Defendant argues that plaintiff has failed to establish his prima facie case in two ways: “First, he cannot show that his job performance was satisfactory. Second, he cannot show that similarly situated employees outside his protected class received more favorable treatment.” Both of defendant’s arguments are fully supported by the evidence.
Other than plaintiff’s personal view of his job performance, he has not offered any evidence that he was performing his work satisfactorily, and he has offered nothing but speculative evidence that his position was filled by someone outside of his protected class.

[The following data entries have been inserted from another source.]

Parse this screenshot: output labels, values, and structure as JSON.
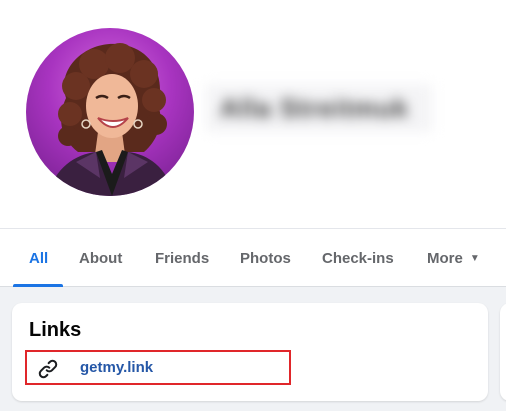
{
  "profile": {
    "name": "Alla Streitmuk",
    "avatar_icon": "profile-photo"
  },
  "tabs": [
    {
      "label": "All",
      "active": true
    },
    {
      "label": "About",
      "active": false
    },
    {
      "label": "Friends",
      "active": false
    },
    {
      "label": "Photos",
      "active": false
    },
    {
      "label": "Check-ins",
      "active": false
    },
    {
      "label": "More",
      "active": false,
      "icon": "caret-down-icon"
    }
  ],
  "links_section": {
    "title": "Links",
    "items": [
      {
        "icon": "link-icon",
        "text": "getmy.link",
        "highlighted": true
      }
    ]
  },
  "colors": {
    "accent": "#1b74e4",
    "link": "#2557a7",
    "highlight_border": "#e0262a",
    "background": "#f0f2f5"
  }
}
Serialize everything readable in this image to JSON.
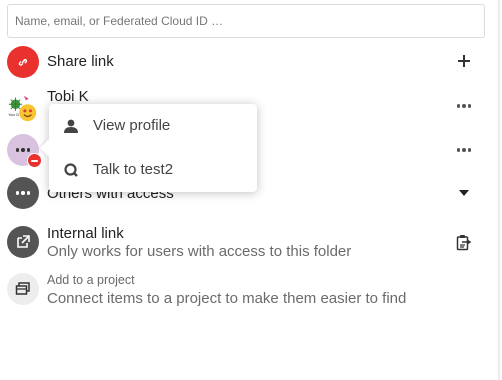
{
  "search": {
    "placeholder": "Name, email, or Federated Cloud ID …"
  },
  "share_link": {
    "label": "Share link"
  },
  "user_share": {
    "name": "Tobi K"
  },
  "others": {
    "label": "Others with access"
  },
  "internal_link": {
    "title": "Internal link",
    "subtitle": "Only works for users with access to this folder"
  },
  "project": {
    "title": "Add to a project",
    "subtitle": "Connect items to a project to make them easier to find"
  },
  "menu": {
    "items": [
      {
        "label": "View profile",
        "icon": "person-icon"
      },
      {
        "label": "Talk to test2",
        "icon": "talk-icon"
      }
    ]
  },
  "colors": {
    "share_link_accent": "#e9322d",
    "neutral_avatar": "#545454",
    "group_avatar": "#d9c2e0",
    "blocked_badge": "#e9322d"
  }
}
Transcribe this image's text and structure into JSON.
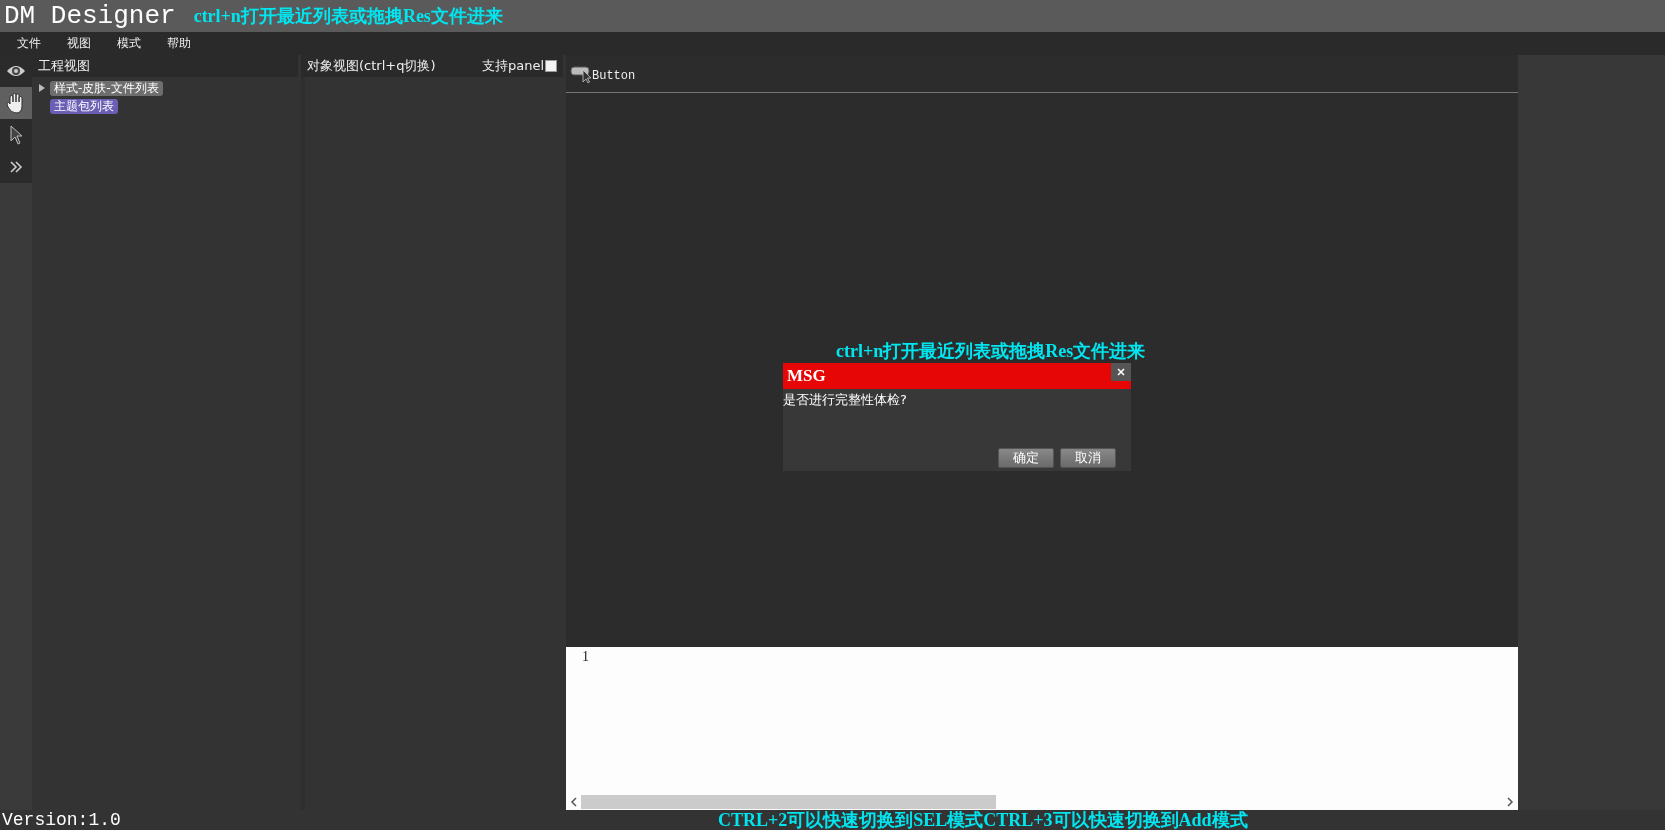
{
  "window": {
    "title": "DM Designer",
    "hint": "ctrl+n打开最近列表或拖拽Res文件进来"
  },
  "menu": [
    "文件",
    "视图",
    "模式",
    "帮助"
  ],
  "tools": [
    {
      "kind": "eye",
      "selected": false
    },
    {
      "kind": "hand",
      "selected": true
    },
    {
      "kind": "pointer",
      "selected": false
    },
    {
      "kind": "expand",
      "selected": false
    }
  ],
  "project_view": {
    "title": "工程视图",
    "items": [
      {
        "label": "样式-皮肤-文件列表",
        "kind": "group",
        "color": "#6e6e6e"
      },
      {
        "label": "主题包列表",
        "kind": "leaf",
        "color": "#6a5fb5"
      }
    ]
  },
  "object_view": {
    "title": "对象视图(ctrl+q切换)",
    "panel_toggle": {
      "label": "支持panel",
      "checked": false
    }
  },
  "canvas": {
    "palette": [
      {
        "label": "Button"
      }
    ],
    "hint": "ctrl+n打开最近列表或拖拽Res文件进来"
  },
  "editor": {
    "line_numbers": [
      "1"
    ]
  },
  "dialog": {
    "title": "MSG",
    "message": "是否进行完整性体检?",
    "buttons": [
      "确定",
      "取消"
    ]
  },
  "footer": {
    "version": "Version:1.0",
    "hint": "CTRL+2可以快速切换到SEL模式CTRL+3可以快速切换到Add模式"
  }
}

Because plaintiff has not produced evidence sufficient to make out a prima facie case of unlawful termination, defendant’s motion for summary judgment on Count One will be granted, and plaintiff’s motion denied.
Hostile work environment
Plaintiff has not provided any evidence that corroborates his own self-serving testimony about sexual harassment by his direct supervisor, Stefanie Wall, between October and November 2018. While plaintiff alleged that co-workers were surprised by Wall’s reaction to plaintiff’s revelation about having a girlfriend, and testified in his deposition that “we were all standing around the proverbial watercooler” when Wall reacted negatively and dramatically to the news, there are no declarations in the record or depositions from any co-workers who corroborate that allegation or any other claim about Wall treating plaintiff inappropriately. There is also no evidence in the record from any of plaintiff’s friends with whom he and Wall met in New York to corroborate the allegations that she was showing unusual attention to plaintiff.
Plaintiff also did not raise his allegations of sexual harassment in either of the first two meetings in which he complained to Walls’s superior, Stacey Page, and the chronology of his concerns which he presented to Page makes no reference to sexual harassment other than an “odd text” and “questionable photo” in New York City.
Even if the court were to accept plaintiff’s uncorroborated deposition testimony, his claims do not amount to the level of “severe and pervasive” harassment that the Fourth Circuit requires. Plaintiff alleges that Wall touched his shoulder and bicep, placed her hand on the small of his back, once briefly rubbed his earlobe and made a few positive remarks about his appearance. Plaintiff’s allegations in this matter certainly describe behavior that may be inappropriate or unprofessional; however, the Supreme Court has been clear that courts are not to “mistake ordinary socializing in the workplace – such as . . . intersexual flirtation – for discriminatory ‘conditions of employment.’” As a result, summary judgment in defendant’s favor is appropriate on Count Two.
The evidence does not support a conclusion that plaintiff’s Jan. 18 conversation with Page was a protected activity under Title VII, because plaintiff did not tell Page that he believed he had been discriminated against or harassed. Similarly there is no evidence in the record that plaintiff’s Jan. 30 conversation with Page was protected activity because nothing in plaintiff’s timeline of his grievances, which he read to Page verbatim, discusses sexual harassment or a hostile work environment based on sex discrimination.
Even if – contrary to the evidence in the record – plaintiff had brought up his allegations of discrimination in his Jan. 18 “30,000 foot overview” to Page, his retaliation claim would still fail because the decision to remove plaintiff from the Echo contract was already being processed. Plaintiff’s deposition establishes that he was told he would be removed from the contract before he made any complaint about his situation to his supervisors.
Plaintiff’s motion for partial summary judgment denied. Defendant’s motion for summary judgment granted.
Freeman v. Science Applications International Corporation, Case No. 1:19-cv-1502, Nov. 24, 2020. EDVA at Alexandria (Brinkema). VLW 020-3-576. 19 pp.